Wednesday, February 27, 2008

Wheels off the Biodiesel Bandwagon

A couple of wheels feel off the biodiesel wagon recently—seems gas and alcohol manufactured from corn, soy and palm may not be the magic bullet we’re desperately seeking.

One study recently—widely reported in places like here—discovered something not very surprising: bulldozing the Amazon rainforest to grow soybeans is not, from a greenhouse gas or biodiversity point of view, ecologically smart.

Seems American farmers once grew corn and soy in rotation, the soybeans enriching soil with nitrogen. But with so much demand on corn for food, corn syrup, and ethanol, farmers have stopped growing soy, and must use more fertilizer to nourish the soil.

And we’ve farmed out soybean production to the Amazon rainforest—which must be clear-cut before being planted. But growing soybeans in the Amazon for soybean biodiesel creates a carbon debt through deforestation that sets us back more than 300 years—it will take us 300 years to earn back the carbon released in deforesting the rainforest.

And using Indonesian peatlands for palm oil plantations is worse, putting so much carbon into the atmosphere it will take us 400 years to repay the debt.

Converting natural habitats into monocultures for alternative fuels is not the direction we should be headed.

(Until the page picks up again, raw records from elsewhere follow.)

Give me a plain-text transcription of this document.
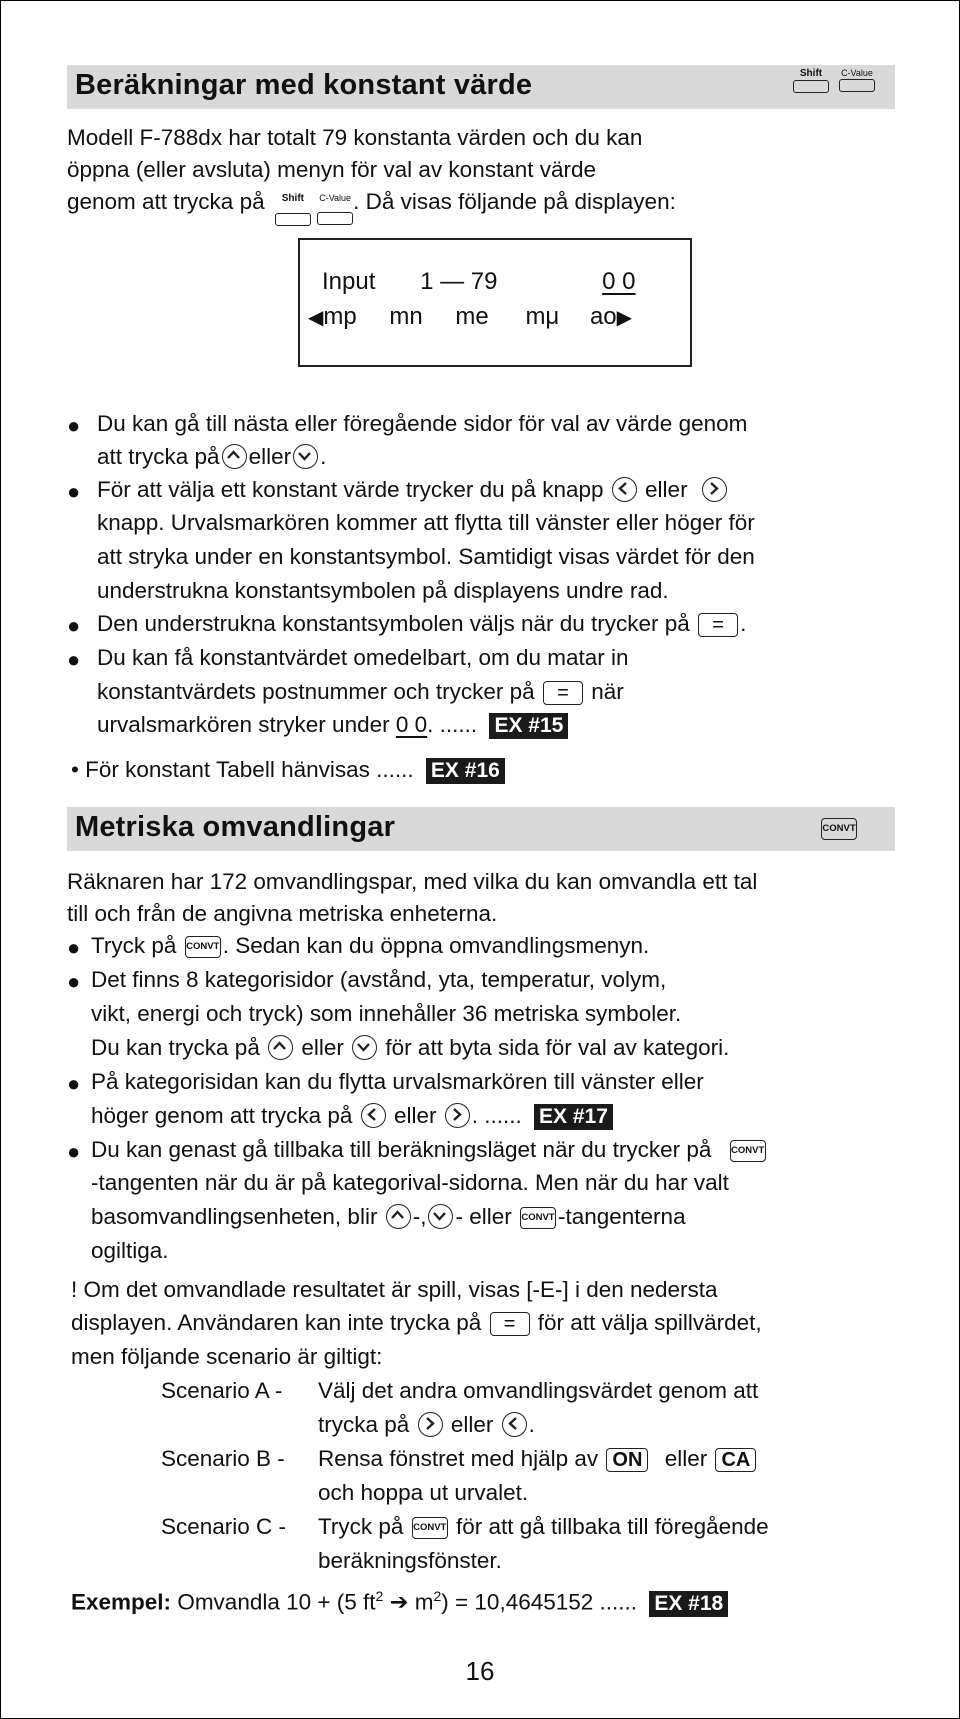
Beräkningar med konstant värde	Shift	C-Value
Modell F-788dx har totalt 79 konstanta värden och du kan
öppna (eller avsluta) menyn för val av konstant värde
genom att trycka på	Shift
	C-Value . Då visas följande på displayen:
Input 1 — 79	0 0
◀mp mn me mμ ao▶
● Du kan gå till nästa eller föregående sidor för val av värde genom
att trycka på eller .
● För att välja ett konstant värde trycker du på knapp eller
knapp. Urvalsmarkören kommer att flytta till vänster eller höger för
att stryka under en konstantsymbol. Samtidigt visas värdet för den
understrukna konstantsymbolen på displayens undre rad.
● Den understrukna konstantsymbolen väljs när du trycker på = .
● Du kan få konstantvärdet omedelbart, om du matar in
konstantvärdets postnummer och trycker på = när
urvalsmarkören stryker under 0 0. ...... EX #15
• För konstant Tabell hänvisas ...... EX #16
Metriska omvandlingar	CONVT
Räknaren har 172 omvandlingspar, med vilka du kan omvandla ett tal
till och från de angivna metriska enheterna.
● Tryck på CONVT . Sedan kan du öppna omvandlingsmenyn.
● Det finns 8 kategorisidor (avstånd, yta, temperatur, volym,
vikt, energi och tryck) som innehåller 36 metriska symboler.
Du kan trycka på eller för att byta sida för val av kategori.
● På kategorisidan kan du flytta urvalsmarkören till vänster eller
höger genom att trycka på eller . ...... EX #17
● Du kan genast gå tillbaka till beräkningsläget när du trycker på CONVT
-tangenten när du är på kategorival-sidorna. Men när du har valt
basomvandlingsenheten, blir -, - eller CONVT -tangenterna
ogiltiga.
! Om det omvandlade resultatet är spill, visas [-E-] i den nedersta
displayen. Användaren kan inte trycka på = för att välja spillvärdet,
men följande scenario är giltigt:
Scenario A - Välj det andra omvandlingsvärdet genom att
trycka på eller .
Scenario B - Rensa fönstret med hjälp av ON eller CA
och hoppa ut urvalet.
Scenario C - Tryck på CONVT för att gå tillbaka till föregående
beräkningsfönster.
Exempel: Omvandla 10 + (5 $ft^2$ ➔ $m^2) = 10,4645152$ ...... EX #18
16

Rather, we should be using plants like native, wild grasses on degraded agriculture land that can’t be used for anything else.

But, of course, that would be smart, and with energy policy, we’ve always taken the road most traveled—the wrong one. In our headlong rush to break our addiction to Big Oil, burning the Amazon basin to grow biodiesel is a massive mistake.

1 comment:

Silk said...

Mike,

I appreciate your passion for mitigating the impact of harvesting renewable feed stocks for the production of biofuels. However, keep in mind - they are renewable. Although there is an environmental impact at present there are promising technologies currently under investigation that may in fact reduce the impact of the position held by some. For example, syntehtic biology initiatives seem to be moving in the direction of chemically developing the ingrediants necessary to produce biofuels without the carbon debt sighted in "Wheels off the Biodiesel Bandwagon." Clearly, there is no one answer to this issue. On the other hand, maintaining the status quo is simply not acceptable either. Perhaps a yet to be discovered method of reducing carbon debt is quietly hiding just out of sight of human finite cerebral limitations.